What you eat during pregnancy provides all of the nutrients to your growing baby. Therefore, make sure that it isn’t plain junk food or just calcium and folic acid enriched foods, because you just found out that they are very important. Vitamins, carbohydrates and fats are also essential for health as well as absorption of various minerals. A healthy diet means a balanced mix of carbohydrates, proteins, vitamins, minerals, fats and a lot of water, all imperative for nutrition during pregnancy.
Optimum Weight Gain in Pregnancy
A woman with normal weight before pregnancy should gain anywhere between 11 kg and 15 kg. Those who are carrying twins should expect to gain more, between 18 Kg and 20 kg. If you are overweight or underweight, the weight gain during pregnancy should be around 7 to 11 kg or 12 to 18 kg, respectively.
Importance of Folic Acid, Calcium and Iron
Folic acid -
During early pregnancy, it is recommended by doctors to consume folic acid because it greatly reduces the chances of baby being born with a neural tube defect. Your daily dose should be 400 mcg to 800 mcg from a mix of food items and supplements. If you are expecting twins, increase the dose to 1000 mcg. If you have a family history of neural tube defects or other defects, consult your doctor as you might need more amount of folic acid.
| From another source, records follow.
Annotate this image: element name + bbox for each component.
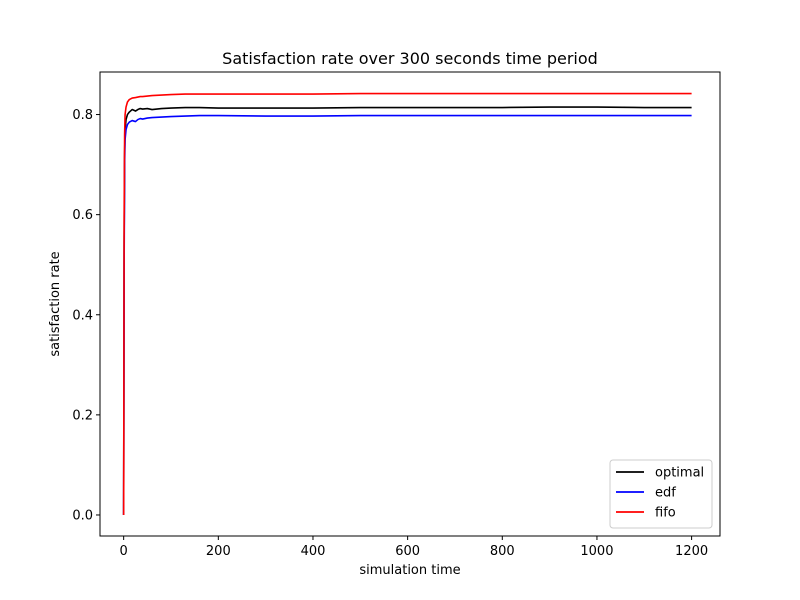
y-axis-ticks: 0.0 0.2 0.4 0.6 0.8 (72, 108, 100, 523)
y-axis-label: satisfaction rate (48, 251, 63, 356)
series-layer (122, 92, 692, 515)
y-tick-label: 0.8 (72, 108, 93, 123)
plot-frame (99, 71, 721, 537)
x-tick-label: 200 (206, 544, 231, 559)
x-tick-label: 800 (490, 544, 515, 559)
x-tick-label: 1000 (580, 544, 613, 559)
legend-label-edf: edf (655, 486, 676, 501)
x-tick-label: 1200 (675, 544, 708, 559)
series-line-edf (122, 114, 692, 515)
series-line-optimal (122, 106, 692, 515)
legend-entries: optimal edf fifo (616, 466, 704, 521)
legend-label-fifo: fifo (655, 506, 676, 521)
y-tick-label: 0.6 (72, 208, 93, 223)
x-axis-ticks: 0 200 400 600 800 1000 1200 (120, 536, 708, 559)
x-tick-label: 0 (120, 544, 128, 559)
legend-box (609, 459, 713, 529)
y-tick-label: 0.2 (72, 408, 93, 423)
y-tick-label: 0.4 (72, 308, 93, 323)
legend-label-optimal: optimal (655, 466, 704, 481)
legend: optimal edf fifo (609, 459, 713, 529)
series-line-fifo (122, 92, 692, 515)
x-tick-label: 600 (395, 544, 420, 559)
x-axis-label: simulation time (359, 563, 460, 578)
y-tick-label: 0.0 (72, 508, 93, 523)
chart-title: Satisfaction rate over 300 seconds time … (222, 49, 598, 68)
x-tick-label: 400 (301, 544, 326, 559)
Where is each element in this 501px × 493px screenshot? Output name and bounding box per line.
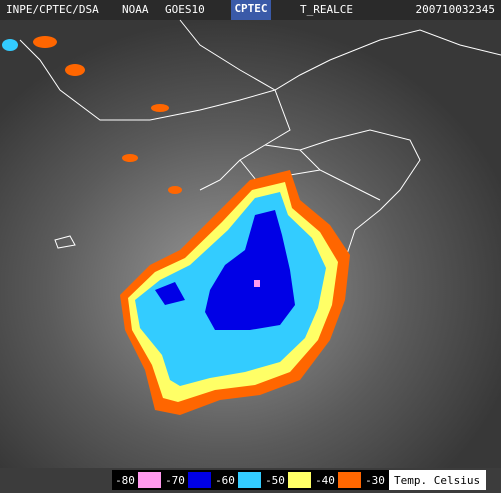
- legend-label: -40: [315, 474, 335, 487]
- header-agency: INPE/CPTEC/DSA: [6, 3, 99, 16]
- logo-box: [231, 0, 271, 20]
- legend-label: -80: [115, 474, 135, 487]
- legend-swatch: [288, 472, 311, 488]
- legend-label: -70: [165, 474, 185, 487]
- header-timestamp: 200710032345: [416, 3, 495, 16]
- legend-unit: Temp. Celsius: [394, 474, 480, 487]
- borders: [19, 19, 501, 271]
- header-operator: NOAA: [122, 3, 149, 16]
- legend: Temp. Celsius -80 -70 -60 -50 -40 -30: [112, 470, 486, 490]
- logo: CPTEC: [234, 2, 267, 15]
- legend-swatch: [238, 472, 261, 488]
- legend-label: -60: [215, 474, 235, 487]
- legend-label: -30: [365, 474, 385, 487]
- legend-swatch: [188, 472, 211, 488]
- legend-label: -50: [265, 474, 285, 487]
- legend-swatch: [338, 472, 361, 488]
- legend-unit-box: [389, 470, 486, 490]
- scattered-cells: [2, 36, 182, 194]
- legend-swatch: [138, 472, 161, 488]
- header-satellite: GOES10: [165, 3, 205, 16]
- storm-cloud: [120, 170, 350, 415]
- header-product: T_REALCE: [300, 3, 353, 16]
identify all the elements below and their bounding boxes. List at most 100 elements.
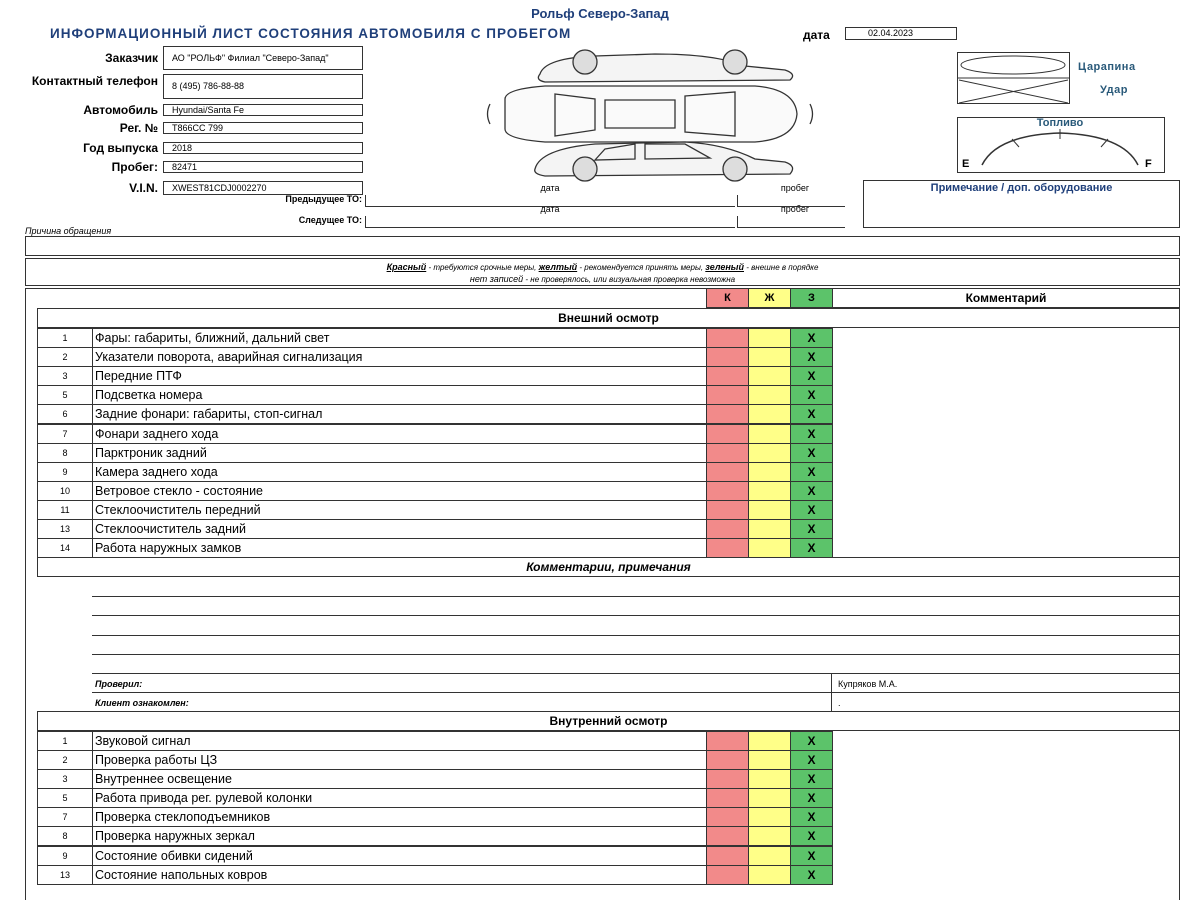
field-label: V.I.N.	[129, 181, 158, 195]
signature-label: Проверил:	[92, 672, 832, 693]
service-date	[365, 195, 735, 207]
status-cell	[706, 807, 749, 828]
signature-value: Купряков М.А.	[832, 672, 1180, 693]
check-mark: X	[790, 519, 833, 540]
row-name: Состояние напольных ковров	[92, 864, 707, 885]
row-name: Проверка стеклоподъемников	[92, 807, 707, 828]
status-cell	[748, 404, 791, 425]
mileage-header: пробег	[780, 183, 810, 193]
status-cell	[748, 826, 791, 847]
status-cell	[748, 519, 791, 540]
row-num: 8	[37, 826, 93, 847]
status-cell	[706, 423, 749, 444]
row-name: Передние ПТФ	[92, 366, 707, 387]
service-mileage	[737, 195, 845, 207]
status-cell	[748, 461, 791, 482]
row-num: 3	[37, 366, 93, 387]
row-num: 8	[37, 442, 93, 463]
status-cell	[706, 442, 749, 463]
row-name: Камера заднего хода	[92, 461, 707, 482]
row-name: Звуковой сигнал	[92, 730, 707, 751]
comment-line	[92, 596, 1180, 598]
row-num: 3	[37, 769, 93, 790]
row-name: Стеклоочиститель передний	[92, 499, 707, 520]
legend-text: - внешне в порядке	[746, 263, 819, 272]
check-mark: X	[790, 461, 833, 482]
status-cell	[748, 385, 791, 406]
status-cell	[706, 788, 749, 809]
status-cell	[706, 366, 749, 387]
status-cell	[748, 864, 791, 885]
column-header: К	[706, 288, 749, 308]
field-value: XWEST81CDJ0002270	[163, 181, 363, 195]
row-name: Состояние обивки сидений	[92, 845, 707, 866]
table-frame	[25, 288, 1180, 900]
legend-box: Красный - требуются срочные меры, желтый…	[25, 258, 1180, 286]
title: ИНФОРМАЦИОННЫЙ ЛИСТ СОСТОЯНИЯ АВТОМОБИЛЯ…	[50, 26, 572, 41]
row-num: 7	[37, 807, 93, 828]
check-mark: X	[790, 807, 833, 828]
check-mark: X	[790, 328, 833, 349]
status-cell	[706, 864, 749, 885]
status-cell	[706, 730, 749, 751]
status-cell	[706, 385, 749, 406]
row-name: Стеклоочиститель задний	[92, 519, 707, 540]
reason-box	[25, 236, 1180, 256]
field-label: Автомобиль	[83, 103, 158, 117]
field-label: Контактный телефон	[31, 73, 158, 88]
car-diagram	[486, 49, 814, 182]
row-name: Фары: габариты, ближний, дальний свет	[92, 328, 707, 349]
check-mark: X	[790, 499, 833, 520]
row-name: Работа наружных замков	[92, 538, 707, 559]
company: Рольф Северо-Запад	[531, 6, 669, 21]
row-name: Задние фонари: габариты, стоп-сигнал	[92, 404, 707, 425]
status-cell	[748, 442, 791, 463]
row-name: Подсветка номера	[92, 385, 707, 406]
field-value: АО "РОЛЬФ" Филиал "Северо-Запад"	[163, 46, 363, 70]
scratch-label: Царапина	[1078, 61, 1136, 73]
service-label: Следущее ТО:	[298, 215, 362, 225]
signature-label: Клиент ознакомлен:	[92, 691, 832, 712]
row-name: Парктроник задний	[92, 442, 707, 463]
legend-green: зеленый	[705, 262, 744, 272]
check-mark: X	[790, 826, 833, 847]
field-value: 82471	[163, 161, 363, 173]
row-num: 6	[37, 404, 93, 425]
legend-none: нет записей	[469, 274, 524, 284]
row-num: 14	[37, 538, 93, 559]
row-num: 13	[37, 519, 93, 540]
field-label: Заказчик	[105, 51, 158, 65]
comments-title: Комментарии, примечания	[37, 557, 1180, 578]
section-title: Внешний осмотр	[37, 308, 1180, 328]
row-name: Проверка наружных зеркал	[92, 826, 707, 847]
legend-yellow: желтый	[538, 262, 578, 272]
row-num: 5	[37, 788, 93, 809]
field-value: Hyundai/Santa Fe	[163, 104, 363, 116]
status-cell	[748, 750, 791, 771]
field-value: Т866СС 799	[163, 122, 363, 134]
row-num: 5	[37, 385, 93, 406]
check-mark: X	[790, 480, 833, 501]
status-cell	[748, 366, 791, 387]
status-cell	[748, 845, 791, 866]
row-num: 1	[37, 328, 93, 349]
comment-line	[92, 653, 1180, 655]
status-cell	[748, 769, 791, 790]
row-num: 2	[37, 750, 93, 771]
row-num: 7	[37, 423, 93, 444]
check-mark: X	[790, 769, 833, 790]
damage-legend-box	[957, 52, 1070, 104]
status-cell	[748, 499, 791, 520]
comment-line	[92, 634, 1180, 636]
check-mark: X	[790, 347, 833, 368]
row-name: Работа привода рег. рулевой колонки	[92, 788, 707, 809]
comment-line	[92, 615, 1180, 617]
service-date	[365, 216, 735, 228]
check-mark: X	[790, 788, 833, 809]
status-cell	[706, 519, 749, 540]
fuel-empty: E	[962, 158, 970, 170]
row-num: 10	[37, 480, 93, 501]
row-name: Проверка работы ЦЗ	[92, 750, 707, 771]
service-mileage	[737, 216, 845, 228]
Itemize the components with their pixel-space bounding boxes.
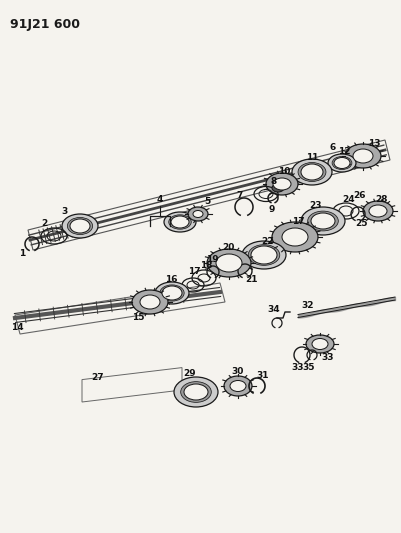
Text: 29: 29 — [184, 369, 196, 378]
Text: 35: 35 — [303, 364, 315, 373]
Text: 12: 12 — [338, 147, 350, 156]
Text: 14: 14 — [11, 324, 23, 333]
Text: 17: 17 — [292, 216, 304, 225]
Text: 33: 33 — [292, 364, 304, 373]
Ellipse shape — [174, 377, 218, 407]
Ellipse shape — [332, 157, 352, 169]
Text: 21: 21 — [245, 276, 257, 285]
Ellipse shape — [273, 178, 291, 190]
Ellipse shape — [363, 201, 393, 221]
Ellipse shape — [207, 249, 251, 277]
Ellipse shape — [67, 217, 93, 235]
Ellipse shape — [248, 245, 280, 265]
Text: 16: 16 — [165, 274, 177, 284]
Ellipse shape — [292, 159, 332, 185]
Ellipse shape — [272, 222, 318, 252]
Text: 10: 10 — [278, 166, 290, 175]
Text: 7: 7 — [237, 190, 243, 199]
Ellipse shape — [164, 212, 196, 232]
Text: 5: 5 — [204, 197, 210, 206]
Text: 91J21 600: 91J21 600 — [10, 18, 80, 31]
Text: 30: 30 — [232, 367, 244, 376]
Ellipse shape — [193, 211, 203, 217]
Text: 27: 27 — [92, 374, 104, 383]
Ellipse shape — [328, 154, 356, 172]
Ellipse shape — [308, 211, 338, 231]
Ellipse shape — [162, 286, 182, 300]
Ellipse shape — [181, 382, 211, 402]
Ellipse shape — [334, 157, 350, 168]
Text: 1: 1 — [19, 249, 25, 259]
Ellipse shape — [353, 149, 373, 163]
Ellipse shape — [160, 285, 184, 301]
Text: 2: 2 — [41, 220, 47, 229]
Ellipse shape — [251, 246, 277, 264]
Text: 34: 34 — [268, 305, 280, 314]
Text: 26: 26 — [354, 191, 366, 200]
Ellipse shape — [184, 384, 208, 400]
Text: 18: 18 — [200, 262, 212, 271]
Text: 6: 6 — [330, 143, 336, 152]
Ellipse shape — [224, 376, 252, 396]
Text: 19: 19 — [206, 255, 218, 264]
Text: 3: 3 — [61, 207, 67, 216]
Ellipse shape — [230, 381, 246, 392]
Text: 13: 13 — [368, 139, 380, 148]
Ellipse shape — [171, 216, 189, 228]
Ellipse shape — [345, 144, 381, 168]
Ellipse shape — [155, 282, 189, 304]
Ellipse shape — [306, 335, 334, 353]
Ellipse shape — [62, 214, 98, 238]
Ellipse shape — [282, 228, 308, 246]
Text: 11: 11 — [306, 152, 318, 161]
Text: 25: 25 — [356, 220, 368, 229]
Text: 28: 28 — [376, 195, 388, 204]
Ellipse shape — [132, 290, 168, 314]
Ellipse shape — [312, 338, 328, 350]
Text: 15: 15 — [132, 312, 144, 321]
Text: 4: 4 — [157, 195, 163, 204]
Ellipse shape — [298, 163, 326, 181]
Text: 8: 8 — [271, 176, 277, 185]
Ellipse shape — [216, 254, 242, 272]
Ellipse shape — [272, 184, 284, 192]
Text: 24: 24 — [343, 195, 355, 204]
Ellipse shape — [266, 173, 298, 195]
Text: 33: 33 — [322, 352, 334, 361]
Ellipse shape — [369, 205, 387, 217]
Ellipse shape — [311, 213, 335, 229]
Ellipse shape — [301, 164, 323, 180]
Text: 31: 31 — [257, 370, 269, 379]
Text: 20: 20 — [222, 243, 234, 252]
Ellipse shape — [169, 215, 191, 229]
Text: 22: 22 — [261, 237, 273, 246]
Ellipse shape — [242, 241, 286, 269]
Ellipse shape — [70, 219, 90, 233]
Text: 23: 23 — [309, 201, 321, 211]
Ellipse shape — [188, 207, 208, 221]
Text: 32: 32 — [302, 301, 314, 310]
Text: 17: 17 — [188, 268, 200, 277]
Ellipse shape — [301, 207, 345, 235]
Ellipse shape — [140, 295, 160, 309]
Text: 9: 9 — [269, 205, 275, 214]
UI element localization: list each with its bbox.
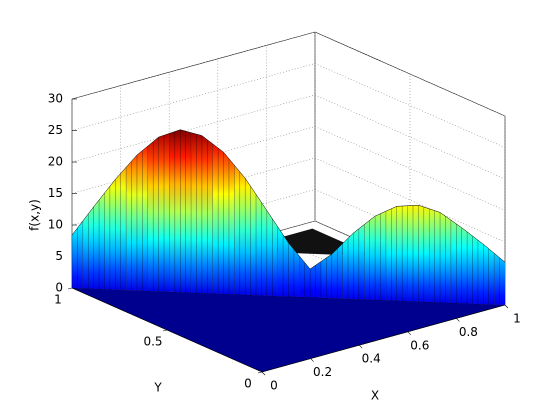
grid-line <box>71 31 316 100</box>
x-tick-label: 0 <box>270 379 278 393</box>
tick-mark <box>261 371 266 376</box>
tick-mark <box>257 371 263 374</box>
x-tick-label: 0.4 <box>362 352 381 366</box>
z-tick-label: 25 <box>48 123 63 137</box>
z-tick-label: 30 <box>48 92 63 106</box>
tick-mark <box>358 344 363 349</box>
grid-line <box>71 94 316 163</box>
z-axis-label: f(x,y) <box>28 199 42 231</box>
x-tick-label: 0.6 <box>410 338 429 352</box>
x-axis-label: X <box>371 389 379 403</box>
z-tick-label: 5 <box>55 249 63 263</box>
y-axis-label: Y <box>153 381 162 395</box>
z-tick-label: 10 <box>48 218 63 232</box>
tick-mark <box>407 331 412 336</box>
x-tick-label: 1 <box>513 312 521 326</box>
x-tick-label: 0.2 <box>313 365 332 379</box>
surface-ridge <box>71 129 506 270</box>
tick-mark <box>504 304 509 309</box>
box-edge <box>71 287 263 373</box>
tick-mark <box>456 318 460 322</box>
tick-mark <box>310 358 314 362</box>
y-tick-label: 0.5 <box>143 335 162 349</box>
tick-mark <box>67 287 73 290</box>
box-edge <box>261 304 506 373</box>
z-tick-label: 20 <box>48 155 63 169</box>
y-tick-label: 1 <box>54 293 62 307</box>
z-tick-label: 15 <box>48 186 63 200</box>
x-tick-label: 0.8 <box>459 325 478 339</box>
tick-mark <box>162 329 168 332</box>
grid-line <box>71 63 316 131</box>
y-tick-label: 0 <box>244 377 252 391</box>
z-tick-label: 0 <box>55 281 63 295</box>
box-edge <box>314 31 506 117</box>
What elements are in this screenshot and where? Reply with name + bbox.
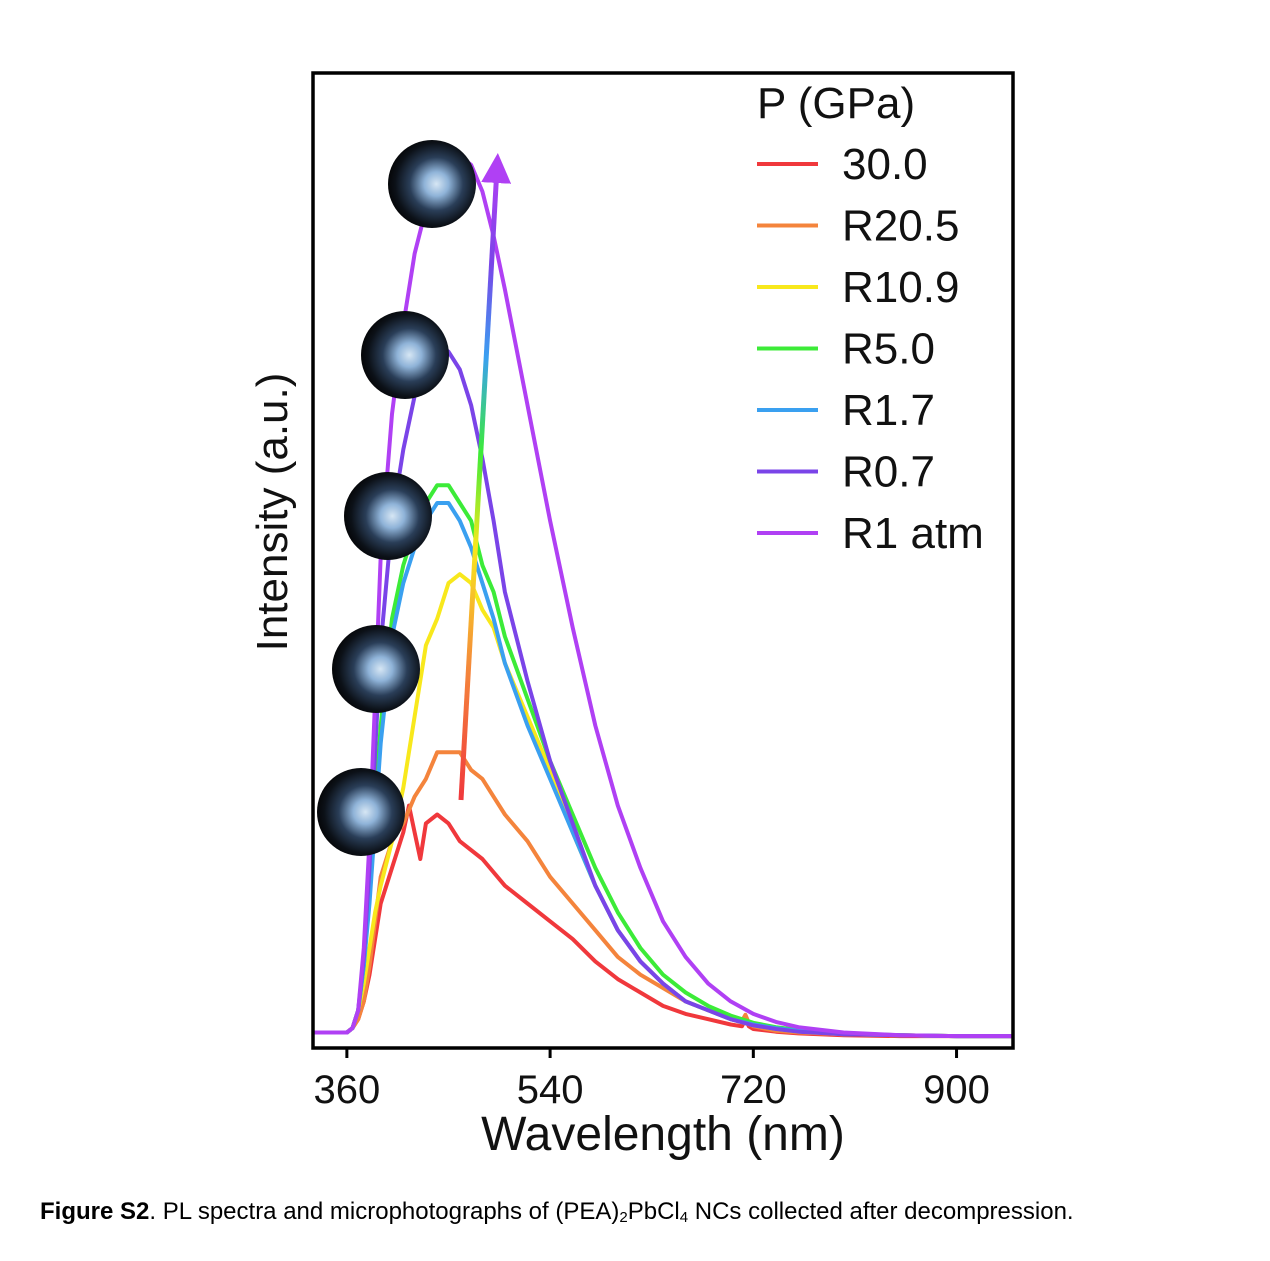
legend-label-5: R0.7 [842, 448, 935, 497]
micrograph-r0.7 [361, 311, 449, 399]
legend-label-2: R10.9 [842, 263, 959, 312]
decompression-arrow [458, 153, 512, 801]
legend-label-4: R1.7 [842, 386, 935, 435]
micrograph-insets [317, 140, 476, 856]
caption-sub2: 4 [679, 1209, 689, 1226]
micrograph-r20.5 [317, 768, 405, 856]
legend: P (GPa) 30.0 R20.5 R10.9 R5.0 R1.7 R0.7 R1 atm [757, 79, 984, 558]
x-tick-label-2: 720 [720, 1068, 787, 1112]
x-tick-label-1: 540 [517, 1068, 584, 1112]
series-line-0 [313, 803, 1013, 1039]
series-line-1 [313, 750, 1013, 1039]
x-axis-ticks: 360 540 720 900 [313, 1048, 990, 1112]
y-axis-label: Intensity (a.u.) [248, 373, 297, 652]
legend-label-6: R1 atm [842, 509, 984, 558]
micrograph-r1atm [388, 140, 476, 228]
caption-sub1: 2 [619, 1209, 628, 1226]
figure-caption: Figure S2. PL spectra and microphotograp… [40, 1198, 1260, 1226]
pl-spectra-chart: 360 540 720 900 Wavelength (nm) Intensity (… [248, 71, 1015, 1161]
legend-title: P (GPa) [757, 79, 915, 128]
legend-label-1: R20.5 [842, 202, 959, 251]
plot-frame [311, 71, 1015, 1050]
micrograph-r10.9 [332, 625, 420, 713]
legend-label-3: R5.0 [842, 325, 935, 374]
caption-text-after: NCs collected after decompression. [688, 1198, 1074, 1225]
x-tick-label-3: 900 [923, 1068, 990, 1112]
legend-label-0: 30.0 [842, 140, 928, 189]
micrograph-r1.7 [344, 472, 432, 560]
x-axis-label: Wavelength (nm) [481, 1108, 845, 1161]
caption-text-before: . PL spectra and microphotographs of (PE… [149, 1198, 620, 1225]
series-line-3 [313, 483, 1013, 1039]
caption-mid: PbCl [627, 1198, 680, 1225]
x-tick-label-0: 360 [313, 1068, 380, 1112]
caption-label: Figure S2 [40, 1198, 150, 1225]
series-line-4 [313, 501, 1013, 1039]
series-line-2 [313, 572, 1013, 1039]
Essential for the development of bones, calcium must be included in your daily diet throughout the pregnancy. Drink three to four glasses of milk everyday. If you are not a dairy person, eat mustard and turnip greens, kale, bokchoy, watercress, spinach, broccoli, sardines or salmon with bones, tofu and drink orange juice that is calcium-fortified.
Additional iron supports the growth of placenta and the baby. In the first three months, your regular intake is fine but in the second and third trimester, you should take additional 30 mg of iron supplement everyday. Check with your doctor as most prenatal vitamins are inclusive of iron. If you are pregnant with twins, increase the intake to 60 mg daily. Iron supplements are best absorbed in small amounts so distribute the intake through the day and ensure that you consume vitamin C for better results. The natural resources of iron are spinach, lean red meat, iron-fortified whole-grain breads and cereals.
Eating Healthy in Pregnancy
A great approach towards eating healthy during pregnancy is including different kinds of foods in right proportions. Here is a list of minerals and vitamins, along with their resources, that you must consume during pregnancy:
Required for cell growth and blood production and is found in tofu, peanut butter, beans, lean meat, poultry and egg whites.
Must be consumed for daily energy production and you should eat fruits, vegetables, cereals, breads, rice and potatoes.
Vitamin A -
Great for good eyesight, healthy skin and growing bones. You should eat more carrots, sweet potatoes and dark leafy greens.
Vitamin C -
Found in citrus fruits, tomatoes and broccoli, vitamin C assists in iron consumption and promotes healthy gums, teeth and bones.
Vitamin B6 -
This vitamin is essential for formation of red blood cells and better use of protein, fat and carbohydrates. You should eat whole grain cereals, bananas, pork and ham.
Vitamin B12 -
Apart from red blood cell formation, this one is known for maintaining nervous system health and you can consume it through milk, meat, fish (cold water fish) and poultry.
Vitamin D -
This vitamin promotes healthy bones and teeth and helps in calcium absorption. To get sufficient amount, drink fortified milk and eat dairy products, cereals and breads.
Unsaturated fats -
Olive oil, canola oil, nuts and fish (cold water) are the best resources for unsaturated fats.
Fruits and vegetables are always a bonus as they provide fiber, alongside vitamins and minerals. So maintain a well-balanced diet for the holistic growth of your baby.